NASA's Global Selfie Released: LOOK at the 3.2 Gigapixel Earth Day - Inspired Mosaic
ByIn the midst of the "selfie" phenomenon, NASA has decided to take the self-portrait craze to the global level.
According to NBC New York, the space agency asked the general public to take a selfie and explain where in the world they were on April 22. Users could either leave a comment with the photo, but some held up a sign answering the question, "Where are you on Earth Right Now?"
A month later, NASA has released a massive "Global Selfie" mosaic made up of 36,422 selfie submissions from 113 countries on online mediums such as Facebook, Twitter, Instagram, Google+ and Flickr. On GigaPan, users can zoom in on the 3.2 gigapixel mosaic, which shows both sides of the globe, far enough to see each individual slefie. NASA reportedly sifted through more than 50,000 submissions.
The "Global Selfie" is similar to another project conducted by NASA earlier this year, the "Wave at Saturn" mosaic, in which NASA asked the general public to photograph themselves literally waving at the sky toward Saturn. NASA gave users a specific to take the photo because, at that time, the Cassini spacecraft took a photo of Earth from behind Saturn.
The "Global Selfie" is part of an environmental campaign and the mosaic was meant to capture what the Earth looked like on Earth Day, 2014.

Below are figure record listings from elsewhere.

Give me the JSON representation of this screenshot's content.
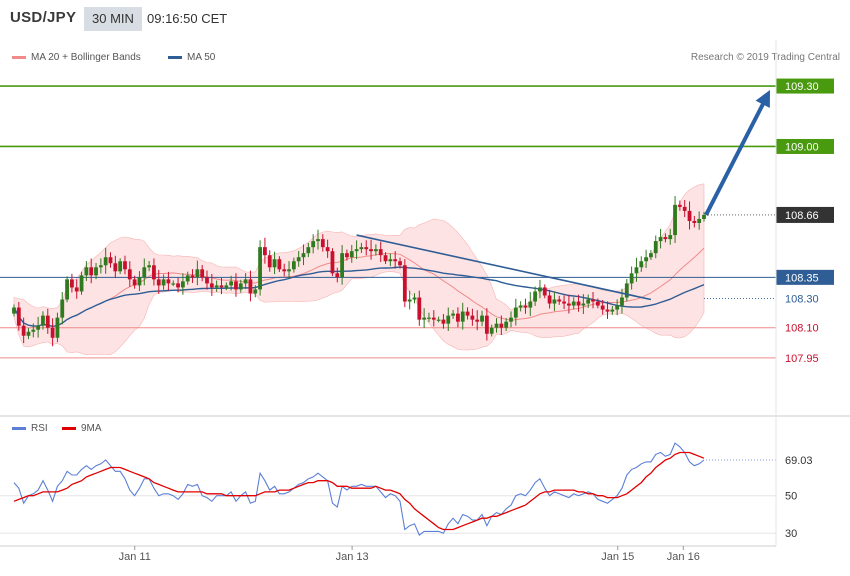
{
  "header": {
    "symbol": "USD/JPY",
    "timeframe": "30 MIN",
    "time": "09:16:50 CET"
  },
  "legend_main": [
    {
      "label": "MA 20 + Bollinger Bands",
      "color": "#f28a8a"
    },
    {
      "label": "MA 50",
      "color": "#2f5d95"
    }
  ],
  "legend_rsi": [
    {
      "label": "RSI",
      "color": "#5b7fd6"
    },
    {
      "label": "9MA",
      "color": "#e00000"
    }
  ],
  "copyright": "Research © 2019 Trading Central",
  "colors": {
    "bull": "#2f7a1f",
    "bear": "#c8102e",
    "target": "#4a9a10",
    "support": "#ef8a8a",
    "ma50": "#2f5d95",
    "bands": "#fddede",
    "arrow": "#2a60a5",
    "current": "#333333"
  },
  "chart_data": [
    {
      "type": "candlestick",
      "ylim": [
        107.885,
        109.34
      ],
      "x_ticks": [
        "Jan 11",
        "Jan 13",
        "Jan 15",
        "Jan 16"
      ],
      "levels": [
        {
          "label": "109.30",
          "value": 109.3,
          "kind": "target"
        },
        {
          "label": "109.00",
          "value": 109.0,
          "kind": "target"
        },
        {
          "label": "108.35",
          "value": 108.35,
          "kind": "pivot"
        },
        {
          "label": "108.10",
          "value": 108.1,
          "kind": "support"
        },
        {
          "label": "107.95",
          "value": 107.95,
          "kind": "support"
        }
      ],
      "current_price": {
        "label": "108.66",
        "value": 108.66
      },
      "ma50_last": {
        "label": "108.30",
        "value": 108.3
      },
      "close": [
        108.2,
        108.11,
        108.06,
        108.08,
        108.09,
        108.11,
        108.16,
        108.1,
        108.05,
        108.15,
        108.24,
        108.34,
        108.3,
        108.28,
        108.36,
        108.4,
        108.36,
        108.4,
        108.41,
        108.45,
        108.42,
        108.38,
        108.43,
        108.39,
        108.34,
        108.31,
        108.35,
        108.4,
        108.41,
        108.34,
        108.31,
        108.34,
        108.32,
        108.32,
        108.3,
        108.33,
        108.36,
        108.35,
        108.39,
        108.35,
        108.32,
        108.3,
        108.31,
        108.3,
        108.31,
        108.33,
        108.29,
        108.32,
        108.34,
        108.27,
        108.29,
        108.5,
        108.46,
        108.4,
        108.44,
        108.39,
        108.38,
        108.39,
        108.43,
        108.45,
        108.47,
        108.5,
        108.53,
        108.54,
        108.5,
        108.48,
        108.37,
        108.35,
        108.47,
        108.45,
        108.48,
        108.49,
        108.5,
        108.49,
        108.48,
        108.49,
        108.46,
        108.43,
        108.44,
        108.43,
        108.41,
        108.23,
        108.24,
        108.25,
        108.14,
        108.15,
        108.15,
        108.14,
        108.14,
        108.12,
        108.16,
        108.17,
        108.13,
        108.18,
        108.16,
        108.14,
        108.13,
        108.16,
        108.07,
        108.1,
        108.12,
        108.1,
        108.13,
        108.15,
        108.2,
        108.21,
        108.2,
        108.23,
        108.28,
        108.3,
        108.26,
        108.22,
        108.24,
        108.23,
        108.22,
        108.21,
        108.23,
        108.21,
        108.22,
        108.24,
        108.23,
        108.21,
        108.19,
        108.18,
        108.19,
        108.21,
        108.25,
        108.32,
        108.37,
        108.4,
        108.43,
        108.45,
        108.47,
        108.53,
        108.55,
        108.54,
        108.56,
        108.71,
        108.7,
        108.68,
        108.63,
        108.62,
        108.64,
        108.66
      ]
    },
    {
      "type": "line",
      "series": [
        {
          "name": "RSI",
          "values": [
            57,
            54,
            46,
            50,
            51,
            53,
            58,
            53,
            47,
            55,
            58,
            63,
            61,
            61,
            64,
            66,
            64,
            66,
            67,
            69,
            66,
            63,
            63,
            59,
            53,
            50,
            54,
            59,
            59,
            54,
            50,
            51,
            51,
            50,
            48,
            51,
            56,
            55,
            56,
            50,
            49,
            47,
            50,
            50,
            50,
            52,
            47,
            50,
            52,
            46,
            47,
            62,
            58,
            53,
            55,
            51,
            51,
            52,
            54,
            56,
            57,
            59,
            60,
            62,
            60,
            58,
            46,
            44,
            55,
            53,
            55,
            55,
            56,
            55,
            55,
            55,
            52,
            49,
            51,
            50,
            47,
            32,
            34,
            35,
            29,
            31,
            31,
            31,
            31,
            30,
            35,
            38,
            35,
            40,
            39,
            37,
            37,
            40,
            34,
            39,
            41,
            40,
            43,
            45,
            50,
            51,
            50,
            53,
            57,
            59,
            54,
            50,
            52,
            51,
            50,
            49,
            51,
            50,
            51,
            52,
            51,
            48,
            47,
            46,
            48,
            50,
            54,
            61,
            64,
            65,
            67,
            68,
            68,
            72,
            73,
            71,
            72,
            78,
            76,
            73,
            68,
            66,
            67,
            69
          ]
        },
        {
          "name": "9MA",
          "values": [
            47,
            48,
            49,
            50,
            50,
            51,
            52,
            52,
            52,
            52,
            53,
            54,
            56,
            57,
            58,
            60,
            61,
            62,
            63,
            64,
            65,
            65,
            65,
            64,
            63,
            62,
            61,
            60,
            59,
            57,
            56,
            55,
            54,
            53,
            52,
            52,
            52,
            52,
            52,
            52,
            51,
            51,
            51,
            51,
            50,
            50,
            50,
            50,
            50,
            50,
            50,
            51,
            52,
            52,
            52,
            53,
            53,
            53,
            54,
            55,
            56,
            57,
            57,
            58,
            58,
            58,
            57,
            55,
            55,
            55,
            54,
            54,
            54,
            54,
            54,
            55,
            54,
            53,
            53,
            52,
            51,
            48,
            46,
            43,
            41,
            39,
            37,
            35,
            33,
            32,
            32,
            32,
            33,
            34,
            35,
            36,
            37,
            38,
            38,
            39,
            39,
            40,
            41,
            42,
            43,
            44,
            45,
            47,
            49,
            51,
            52,
            52,
            53,
            53,
            53,
            53,
            53,
            52,
            52,
            51,
            51,
            50,
            50,
            49,
            49,
            49,
            50,
            51,
            53,
            55,
            57,
            60,
            62,
            65,
            67,
            69,
            70,
            72,
            73,
            73,
            73,
            72,
            71,
            70
          ]
        }
      ],
      "ylim": [
        20,
        85
      ],
      "y_ticks": [
        30,
        50
      ],
      "current": {
        "label": "69.03",
        "value": 69.03
      }
    }
  ]
}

"The year 2014 is a significant one for NASA Earth science. For the first time in more than a decade, five missions designed to gather critical data about our home planet are launching to space in a single year. The first, the Global Precipitation Measurement mission's Core Observatory, launched in February," the space agency said in a press release. "Next up is the Orbiting Carbon Observatory-2 (OCO-2), launching from California's Vandenberg Air Force Base on July 1.
"NASA scientists have helped identify thousands of new planets in recent years, but the space agency studies no planet more closely than our own. With 17 Earth-observing satellites in orbit, bolstered by ambitious airborne and ground-based observation campaigns, NASA data helps scientists piece together a clearer picture of Earth's atmosphere, land and ocean."